Paris, France --- (METERING.COM) --- May 18, 2012 - Electric vehicles (EVs) are popping up on streets around the world, as different cities promote the vehicles in a variety of ways, a new review by the International Energy Agency (IEA) has found.
Urban programs are seen as critical by the IEA for reaching the target of 20 million EVs worldwide by 2020, in order to increase energy security and reduce CO2 emissions.
The IEA’s EV City Casebook: A Look at the Global Electric Vehicle Movement reviews EV activity in 16 cities/regions in nine countries – Amsterdam, Brabanstadt, Rotterdam, Barcelona, Berlin, Hamburg, Helsinki, Stockholm, Northeast England, Goto Islands (Nagasaki), Kanagawa, Shanghai, Los Angeles, New York, Portland and the Research Triangle, NC in U.S.A.
Together these cities and regions account for about 30 percent of the early global EV market.
Each of them have put in programs and targets, but their approaches range broadly, with different cities offering just some or many options.

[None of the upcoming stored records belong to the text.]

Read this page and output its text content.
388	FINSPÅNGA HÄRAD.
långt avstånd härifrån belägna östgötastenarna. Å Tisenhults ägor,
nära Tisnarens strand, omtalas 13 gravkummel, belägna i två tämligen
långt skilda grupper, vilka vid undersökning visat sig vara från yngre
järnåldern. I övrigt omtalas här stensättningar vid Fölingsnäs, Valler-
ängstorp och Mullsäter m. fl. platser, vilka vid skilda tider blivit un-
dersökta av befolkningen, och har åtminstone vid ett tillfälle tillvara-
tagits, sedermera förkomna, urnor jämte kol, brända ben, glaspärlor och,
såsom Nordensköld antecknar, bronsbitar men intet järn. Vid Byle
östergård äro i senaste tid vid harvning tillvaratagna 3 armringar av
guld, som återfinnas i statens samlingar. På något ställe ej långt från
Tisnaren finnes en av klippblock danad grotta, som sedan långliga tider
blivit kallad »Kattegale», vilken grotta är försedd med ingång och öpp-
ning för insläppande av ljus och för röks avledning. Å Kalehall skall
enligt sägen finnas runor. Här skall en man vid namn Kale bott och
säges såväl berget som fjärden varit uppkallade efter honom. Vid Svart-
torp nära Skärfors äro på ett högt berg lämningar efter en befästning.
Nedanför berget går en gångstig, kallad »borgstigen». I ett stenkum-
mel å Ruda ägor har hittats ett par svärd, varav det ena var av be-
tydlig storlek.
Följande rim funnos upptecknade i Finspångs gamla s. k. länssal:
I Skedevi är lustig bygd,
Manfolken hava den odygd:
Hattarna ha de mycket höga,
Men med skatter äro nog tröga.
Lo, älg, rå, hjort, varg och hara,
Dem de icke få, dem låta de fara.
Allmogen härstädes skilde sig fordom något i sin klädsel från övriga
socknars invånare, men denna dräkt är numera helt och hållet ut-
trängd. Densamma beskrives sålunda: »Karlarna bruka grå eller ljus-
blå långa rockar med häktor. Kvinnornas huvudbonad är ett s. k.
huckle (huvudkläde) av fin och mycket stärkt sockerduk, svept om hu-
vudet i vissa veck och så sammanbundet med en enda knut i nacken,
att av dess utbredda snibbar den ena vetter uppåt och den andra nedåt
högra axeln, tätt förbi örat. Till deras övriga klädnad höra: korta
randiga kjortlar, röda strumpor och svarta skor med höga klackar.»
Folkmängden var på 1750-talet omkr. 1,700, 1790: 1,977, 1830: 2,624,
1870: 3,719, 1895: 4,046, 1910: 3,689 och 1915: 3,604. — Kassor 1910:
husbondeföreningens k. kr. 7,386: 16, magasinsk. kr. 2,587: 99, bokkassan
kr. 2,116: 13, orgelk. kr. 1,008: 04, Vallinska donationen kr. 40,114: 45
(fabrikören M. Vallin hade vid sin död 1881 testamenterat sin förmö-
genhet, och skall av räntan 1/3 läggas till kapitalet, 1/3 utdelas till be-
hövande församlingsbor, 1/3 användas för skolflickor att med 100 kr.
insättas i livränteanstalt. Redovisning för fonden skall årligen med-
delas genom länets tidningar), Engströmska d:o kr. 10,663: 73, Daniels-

These include providing EVs for mass transit or taxis, offering short rent individual cars, and using technology to create information traffic systems. Many cities are buying and using EVs for municipal fleets, and some provide special road lanes. Some programs subsidize vehicle purchases directly while others offer incentives for use, like discounted parking or tolls. Many facilitate recharging through financial assistance or stations or both. Many of the infrastructural benefits are made prominent, to encourage use.
“Whether motivated by job creation, consumer demand, improved mobility, or benefits to air quality and the environment – any city of any size and population mix can begin EV deployment using the lessons learned (from these cities),” commented Tali Trigg, energy analyst with the IEA.